Homemade graham cracker, dark chocolate ganache, toasted homemade marshmallow
For the graham crackers
2 ¼ cups all purpose flour
1 tablespoon whole wheat flour
1 cup brown sugar
1 teaspoon baking soda
1 teaspoon salt
¼ pound butter, chilled and cut into small cubes
2 tablespoons molasses
3 tablespoons honey
¼ cup milk
1 tablespoon vanilla extract
cinnamon sugar (1/2 cup sugar + 1 tablespoon cinnamon)
Combine all the dry ingredients except the cinnamon sugar. Work the butter into the dry ingredients to form a coarse meal. Combine the wet ingredients and add to the dough. Mix to combine. Flatten out the dough, wrap in plastic and chill until the dough firms up. Dust a work surface with flour and roll the dough out to 1/8” thick sheet, dusting with extra flour as needed. Chill the sheet of dough. Cut into squares and dock the dough with a fork. Sprinkle with cinnamon sugar.
Oil tartlet molds and form the graham cracker dough into them. Bake at 325 for 20 minutes. When cool, remove the shells from the molds.
Vanilla Marshmallow Layer
Couldn't be Parve
1/4 cup + 1 tablespoons (2.5 oz) cold water
2 teaspoons pure vanilla extract
1 1/2 tablespoons powdered gelatin
6 tablespoons (3 oz) cold water
10 tablespoons corn syrup
pinch of salt
3/4 cups granulated sugar
Combine the first three ingredients in a medium bowl and whisk until well blended and smooth. Set aside.
Combine second quantity of water, corn syrup, salt and sugar in a 4-quart saucepan and place over medium heat.

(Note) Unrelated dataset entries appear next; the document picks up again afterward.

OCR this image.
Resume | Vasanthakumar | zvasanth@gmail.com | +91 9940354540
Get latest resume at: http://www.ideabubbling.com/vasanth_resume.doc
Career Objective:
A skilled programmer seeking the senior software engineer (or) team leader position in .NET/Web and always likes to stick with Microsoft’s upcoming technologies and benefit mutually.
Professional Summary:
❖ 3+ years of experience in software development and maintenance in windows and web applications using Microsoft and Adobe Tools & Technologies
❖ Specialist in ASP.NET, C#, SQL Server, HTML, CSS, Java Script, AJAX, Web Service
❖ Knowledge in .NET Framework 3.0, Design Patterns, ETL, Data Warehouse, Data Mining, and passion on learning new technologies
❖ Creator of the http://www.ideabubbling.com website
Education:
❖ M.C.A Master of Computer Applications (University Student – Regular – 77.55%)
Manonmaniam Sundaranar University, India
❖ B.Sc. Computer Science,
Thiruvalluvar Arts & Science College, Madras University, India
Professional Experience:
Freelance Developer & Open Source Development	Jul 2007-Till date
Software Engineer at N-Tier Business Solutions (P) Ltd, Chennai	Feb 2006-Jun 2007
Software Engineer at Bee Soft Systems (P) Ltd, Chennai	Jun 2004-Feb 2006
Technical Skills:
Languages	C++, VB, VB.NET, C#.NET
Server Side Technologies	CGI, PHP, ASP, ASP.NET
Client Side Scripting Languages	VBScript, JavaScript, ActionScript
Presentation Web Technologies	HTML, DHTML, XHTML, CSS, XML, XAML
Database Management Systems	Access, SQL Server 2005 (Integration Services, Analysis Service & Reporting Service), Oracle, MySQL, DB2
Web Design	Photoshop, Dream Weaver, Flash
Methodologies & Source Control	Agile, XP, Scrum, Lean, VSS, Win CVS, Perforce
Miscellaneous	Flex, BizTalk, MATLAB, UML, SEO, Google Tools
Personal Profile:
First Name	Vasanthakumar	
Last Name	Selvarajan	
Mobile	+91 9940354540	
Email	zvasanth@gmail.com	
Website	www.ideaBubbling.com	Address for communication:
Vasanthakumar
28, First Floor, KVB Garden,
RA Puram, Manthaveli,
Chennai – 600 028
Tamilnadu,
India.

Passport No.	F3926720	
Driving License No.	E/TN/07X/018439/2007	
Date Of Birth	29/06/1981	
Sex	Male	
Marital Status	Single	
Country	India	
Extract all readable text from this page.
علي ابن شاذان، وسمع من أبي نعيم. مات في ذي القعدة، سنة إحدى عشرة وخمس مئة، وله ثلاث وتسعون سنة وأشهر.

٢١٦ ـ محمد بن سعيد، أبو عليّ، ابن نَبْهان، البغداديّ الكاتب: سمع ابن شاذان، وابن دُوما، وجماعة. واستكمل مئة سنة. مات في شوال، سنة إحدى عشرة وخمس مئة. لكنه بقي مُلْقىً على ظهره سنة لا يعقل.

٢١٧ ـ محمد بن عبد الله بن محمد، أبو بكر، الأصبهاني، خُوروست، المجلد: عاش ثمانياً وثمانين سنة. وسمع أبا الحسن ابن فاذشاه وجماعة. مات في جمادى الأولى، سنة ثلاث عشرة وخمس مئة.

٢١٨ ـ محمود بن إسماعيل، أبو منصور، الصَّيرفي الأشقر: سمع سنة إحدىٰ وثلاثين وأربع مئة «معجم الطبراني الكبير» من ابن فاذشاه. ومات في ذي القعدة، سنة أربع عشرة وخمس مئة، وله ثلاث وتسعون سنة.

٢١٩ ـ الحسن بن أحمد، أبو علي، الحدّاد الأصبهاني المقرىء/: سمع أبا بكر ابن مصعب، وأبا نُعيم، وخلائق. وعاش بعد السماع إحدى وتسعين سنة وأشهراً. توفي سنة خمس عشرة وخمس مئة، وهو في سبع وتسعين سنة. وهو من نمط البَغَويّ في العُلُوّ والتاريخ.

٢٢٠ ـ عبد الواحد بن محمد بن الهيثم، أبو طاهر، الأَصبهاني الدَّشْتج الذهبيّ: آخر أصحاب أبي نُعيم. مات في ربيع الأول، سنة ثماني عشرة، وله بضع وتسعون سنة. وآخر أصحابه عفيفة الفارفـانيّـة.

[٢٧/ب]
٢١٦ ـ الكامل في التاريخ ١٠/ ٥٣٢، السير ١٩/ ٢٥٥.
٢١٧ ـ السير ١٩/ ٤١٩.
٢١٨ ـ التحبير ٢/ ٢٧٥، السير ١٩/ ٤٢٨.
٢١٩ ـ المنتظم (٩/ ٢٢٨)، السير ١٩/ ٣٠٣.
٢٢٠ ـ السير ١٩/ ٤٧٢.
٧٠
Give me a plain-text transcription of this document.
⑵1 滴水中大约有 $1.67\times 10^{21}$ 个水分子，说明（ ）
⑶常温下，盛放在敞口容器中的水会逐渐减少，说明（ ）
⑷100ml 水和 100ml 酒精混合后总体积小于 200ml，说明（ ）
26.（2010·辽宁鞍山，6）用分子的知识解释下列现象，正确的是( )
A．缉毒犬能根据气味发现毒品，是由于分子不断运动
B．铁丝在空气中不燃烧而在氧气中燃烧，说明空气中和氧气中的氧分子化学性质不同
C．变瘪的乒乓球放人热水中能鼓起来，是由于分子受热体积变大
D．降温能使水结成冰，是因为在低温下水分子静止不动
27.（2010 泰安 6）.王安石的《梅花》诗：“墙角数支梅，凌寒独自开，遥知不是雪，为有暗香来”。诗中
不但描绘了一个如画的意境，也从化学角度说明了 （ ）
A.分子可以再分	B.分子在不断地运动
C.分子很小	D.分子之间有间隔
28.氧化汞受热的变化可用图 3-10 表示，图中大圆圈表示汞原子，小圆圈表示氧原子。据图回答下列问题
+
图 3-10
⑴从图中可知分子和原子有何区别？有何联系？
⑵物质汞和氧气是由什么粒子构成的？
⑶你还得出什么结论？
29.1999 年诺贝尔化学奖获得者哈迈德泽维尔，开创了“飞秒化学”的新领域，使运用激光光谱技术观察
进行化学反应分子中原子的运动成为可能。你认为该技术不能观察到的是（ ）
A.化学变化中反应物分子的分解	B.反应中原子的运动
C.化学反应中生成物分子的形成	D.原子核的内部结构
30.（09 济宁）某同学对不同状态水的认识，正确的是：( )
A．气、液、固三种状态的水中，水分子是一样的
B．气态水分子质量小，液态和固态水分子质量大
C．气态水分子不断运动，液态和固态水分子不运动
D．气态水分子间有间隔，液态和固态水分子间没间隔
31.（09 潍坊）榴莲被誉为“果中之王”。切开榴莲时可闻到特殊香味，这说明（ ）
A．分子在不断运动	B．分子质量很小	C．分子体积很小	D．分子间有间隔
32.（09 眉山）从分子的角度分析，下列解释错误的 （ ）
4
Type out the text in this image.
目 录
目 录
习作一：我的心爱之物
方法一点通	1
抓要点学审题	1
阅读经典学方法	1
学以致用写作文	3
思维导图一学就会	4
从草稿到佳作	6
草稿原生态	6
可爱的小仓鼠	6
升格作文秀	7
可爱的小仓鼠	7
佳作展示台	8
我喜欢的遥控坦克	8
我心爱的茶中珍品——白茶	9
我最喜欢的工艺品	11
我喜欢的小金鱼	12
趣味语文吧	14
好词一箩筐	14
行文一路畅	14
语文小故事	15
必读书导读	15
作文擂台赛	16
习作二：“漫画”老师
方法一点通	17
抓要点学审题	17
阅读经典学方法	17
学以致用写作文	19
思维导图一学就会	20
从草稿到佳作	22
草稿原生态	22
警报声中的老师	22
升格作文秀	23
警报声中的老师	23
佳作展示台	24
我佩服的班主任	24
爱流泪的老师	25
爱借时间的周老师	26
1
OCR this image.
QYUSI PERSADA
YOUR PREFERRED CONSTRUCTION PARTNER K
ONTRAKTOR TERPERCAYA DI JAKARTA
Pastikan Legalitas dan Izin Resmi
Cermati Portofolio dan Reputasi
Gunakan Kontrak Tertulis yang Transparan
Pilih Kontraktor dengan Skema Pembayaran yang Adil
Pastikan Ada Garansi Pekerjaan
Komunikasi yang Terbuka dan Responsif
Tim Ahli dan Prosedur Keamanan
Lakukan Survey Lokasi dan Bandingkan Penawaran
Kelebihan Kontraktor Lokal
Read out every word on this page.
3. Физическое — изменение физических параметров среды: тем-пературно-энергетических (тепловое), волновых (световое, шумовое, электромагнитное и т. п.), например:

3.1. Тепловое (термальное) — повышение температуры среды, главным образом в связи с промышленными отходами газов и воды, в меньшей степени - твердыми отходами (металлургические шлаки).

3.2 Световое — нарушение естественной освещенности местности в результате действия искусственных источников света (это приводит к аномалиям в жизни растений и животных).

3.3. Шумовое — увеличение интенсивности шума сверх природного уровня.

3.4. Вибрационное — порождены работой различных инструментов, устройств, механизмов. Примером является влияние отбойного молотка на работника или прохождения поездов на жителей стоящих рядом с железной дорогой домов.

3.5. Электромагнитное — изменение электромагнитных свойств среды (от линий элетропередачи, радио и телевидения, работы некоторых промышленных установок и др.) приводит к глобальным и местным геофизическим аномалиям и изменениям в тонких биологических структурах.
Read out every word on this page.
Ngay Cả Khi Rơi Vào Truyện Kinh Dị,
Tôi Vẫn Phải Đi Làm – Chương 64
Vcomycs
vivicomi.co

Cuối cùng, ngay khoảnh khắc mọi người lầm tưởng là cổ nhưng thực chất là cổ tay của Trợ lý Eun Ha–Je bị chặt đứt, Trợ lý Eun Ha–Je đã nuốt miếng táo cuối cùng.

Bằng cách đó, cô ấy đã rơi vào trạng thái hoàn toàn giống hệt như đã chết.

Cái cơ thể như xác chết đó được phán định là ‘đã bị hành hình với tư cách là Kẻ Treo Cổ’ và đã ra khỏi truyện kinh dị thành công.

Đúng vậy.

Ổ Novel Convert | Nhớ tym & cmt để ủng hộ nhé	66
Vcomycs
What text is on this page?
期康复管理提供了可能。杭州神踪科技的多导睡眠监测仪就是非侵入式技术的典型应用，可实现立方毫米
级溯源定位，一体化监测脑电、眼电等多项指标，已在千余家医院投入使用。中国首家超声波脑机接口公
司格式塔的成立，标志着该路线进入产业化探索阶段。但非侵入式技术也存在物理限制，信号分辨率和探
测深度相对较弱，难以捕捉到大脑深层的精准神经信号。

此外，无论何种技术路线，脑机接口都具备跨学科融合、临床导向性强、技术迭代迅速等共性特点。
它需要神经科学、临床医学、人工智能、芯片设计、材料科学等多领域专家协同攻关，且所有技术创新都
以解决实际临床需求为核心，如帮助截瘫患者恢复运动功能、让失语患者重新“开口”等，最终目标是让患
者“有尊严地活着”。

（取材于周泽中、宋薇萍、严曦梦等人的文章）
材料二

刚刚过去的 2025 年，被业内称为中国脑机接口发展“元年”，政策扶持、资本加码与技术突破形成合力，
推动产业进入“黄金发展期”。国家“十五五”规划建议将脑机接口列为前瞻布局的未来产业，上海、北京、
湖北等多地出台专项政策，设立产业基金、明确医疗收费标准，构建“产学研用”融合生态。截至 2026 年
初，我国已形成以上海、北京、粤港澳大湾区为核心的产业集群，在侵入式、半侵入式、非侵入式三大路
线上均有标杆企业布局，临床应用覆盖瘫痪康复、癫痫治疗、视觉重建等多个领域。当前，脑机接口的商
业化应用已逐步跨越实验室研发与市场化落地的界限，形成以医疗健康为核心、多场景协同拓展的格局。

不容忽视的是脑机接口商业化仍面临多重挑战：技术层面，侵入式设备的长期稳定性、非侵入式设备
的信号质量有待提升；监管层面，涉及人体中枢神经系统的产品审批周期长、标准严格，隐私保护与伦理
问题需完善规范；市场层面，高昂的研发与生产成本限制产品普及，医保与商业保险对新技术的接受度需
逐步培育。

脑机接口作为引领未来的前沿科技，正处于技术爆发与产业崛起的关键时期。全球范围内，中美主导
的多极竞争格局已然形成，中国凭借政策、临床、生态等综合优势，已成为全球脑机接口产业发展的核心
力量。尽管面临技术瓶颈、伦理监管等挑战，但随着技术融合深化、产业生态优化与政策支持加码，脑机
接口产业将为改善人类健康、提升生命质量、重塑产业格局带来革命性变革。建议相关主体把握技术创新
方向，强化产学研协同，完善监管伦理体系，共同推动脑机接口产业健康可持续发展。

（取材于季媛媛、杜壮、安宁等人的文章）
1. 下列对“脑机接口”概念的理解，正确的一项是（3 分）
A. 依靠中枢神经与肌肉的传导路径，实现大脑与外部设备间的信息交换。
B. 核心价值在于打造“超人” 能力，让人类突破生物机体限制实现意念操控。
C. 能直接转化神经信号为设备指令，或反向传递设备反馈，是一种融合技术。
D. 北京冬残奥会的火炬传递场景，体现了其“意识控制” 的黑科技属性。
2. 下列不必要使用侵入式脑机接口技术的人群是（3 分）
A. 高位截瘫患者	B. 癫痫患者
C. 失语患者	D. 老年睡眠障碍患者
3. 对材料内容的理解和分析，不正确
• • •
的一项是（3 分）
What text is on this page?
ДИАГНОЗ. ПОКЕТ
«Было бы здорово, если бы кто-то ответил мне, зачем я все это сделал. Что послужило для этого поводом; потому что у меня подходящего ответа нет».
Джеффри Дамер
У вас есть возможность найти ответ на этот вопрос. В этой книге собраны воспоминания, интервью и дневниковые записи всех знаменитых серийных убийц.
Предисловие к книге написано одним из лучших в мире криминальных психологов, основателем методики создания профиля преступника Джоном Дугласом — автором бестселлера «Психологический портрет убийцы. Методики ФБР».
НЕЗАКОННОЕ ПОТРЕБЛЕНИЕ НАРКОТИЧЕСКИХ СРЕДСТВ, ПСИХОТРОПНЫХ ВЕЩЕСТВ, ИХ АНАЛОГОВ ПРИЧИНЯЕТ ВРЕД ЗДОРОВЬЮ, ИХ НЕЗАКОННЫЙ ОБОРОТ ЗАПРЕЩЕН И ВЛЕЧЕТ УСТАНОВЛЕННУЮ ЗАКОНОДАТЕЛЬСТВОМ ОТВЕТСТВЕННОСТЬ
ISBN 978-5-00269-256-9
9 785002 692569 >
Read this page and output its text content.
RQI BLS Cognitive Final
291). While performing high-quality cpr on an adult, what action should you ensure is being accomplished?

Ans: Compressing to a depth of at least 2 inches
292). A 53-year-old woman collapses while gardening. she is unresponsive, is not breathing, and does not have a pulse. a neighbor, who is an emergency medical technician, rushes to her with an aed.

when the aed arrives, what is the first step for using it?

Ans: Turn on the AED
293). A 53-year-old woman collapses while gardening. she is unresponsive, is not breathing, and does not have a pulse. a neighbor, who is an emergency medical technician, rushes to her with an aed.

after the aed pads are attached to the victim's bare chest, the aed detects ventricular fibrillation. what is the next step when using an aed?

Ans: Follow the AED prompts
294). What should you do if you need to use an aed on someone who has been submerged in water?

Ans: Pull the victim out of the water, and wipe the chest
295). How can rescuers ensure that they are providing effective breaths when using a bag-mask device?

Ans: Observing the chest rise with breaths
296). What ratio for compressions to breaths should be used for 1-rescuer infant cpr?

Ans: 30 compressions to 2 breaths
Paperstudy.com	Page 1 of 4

When the mixture comes to a boil brush down the sides of the pan above the upper surface of the syrup with a clean, moistened pastry brush or paper towel to dissolve any remaining sugar crystals. Do not stir the syrup once it comes to a boil.
Place a candy or instant read thermometer into the syrup and continue to cook, without stirring, until syrup reaches 248F. Remove pan from heat and carefully stir in gelatin mixture.
Pour the mixture into the bowl of an electric stand mixer fitted with the whisk attachment. Starting at medium speed gradually increase the mixer speed to high. While the mixture is beating remove the tart with the ganache from the refrigerator. Beat the mixture for 10-12 minutes. When done it should look white and fluffy and the bowl will no longer be hot to the touch.
Using a wet spatula scrape mixture into prepared pan on top of ganache. Spread into a smooth even layer using a wet spatula (or well moistened hands). Set tart aside, uncovered, at room temperature for at least 4 hours or over night. (As a warning, this marshmallow is SUPER sticky. I couldn’t pipe it at all. I ended up using a spoon to individually portion out the marshmallow.)
If desired, toast top of the tart with a kitchen torch or broiler. Press up on bottom of pan to release tart from the pan. If using the broiler let the tart sit for a little while before removing from the pan and cutting to allow time for the ganache to re-harden.
Chocolate Ganache Layer
8 oz heavy cream
8 of baking chocolate (Ghiradelli dark chips or Hersheys Semi-Sweet Morsels)
Place chocolate in bowl. Heat cream butter and sugar in small pan. Once cream is barely simmering, pour over chocolate and allow it to sit for 5 minutes. Wisk until smooth.
Fill the shells with ganache, top with marshmallow and let sit overnight to set. If you're like me and don't have a kitchen torch, put them under the broiler for 30-45 seconds until slightly toasted. Make sure they get a chance to cool to room temperature before serving or else you'll get a melty, sticky mess.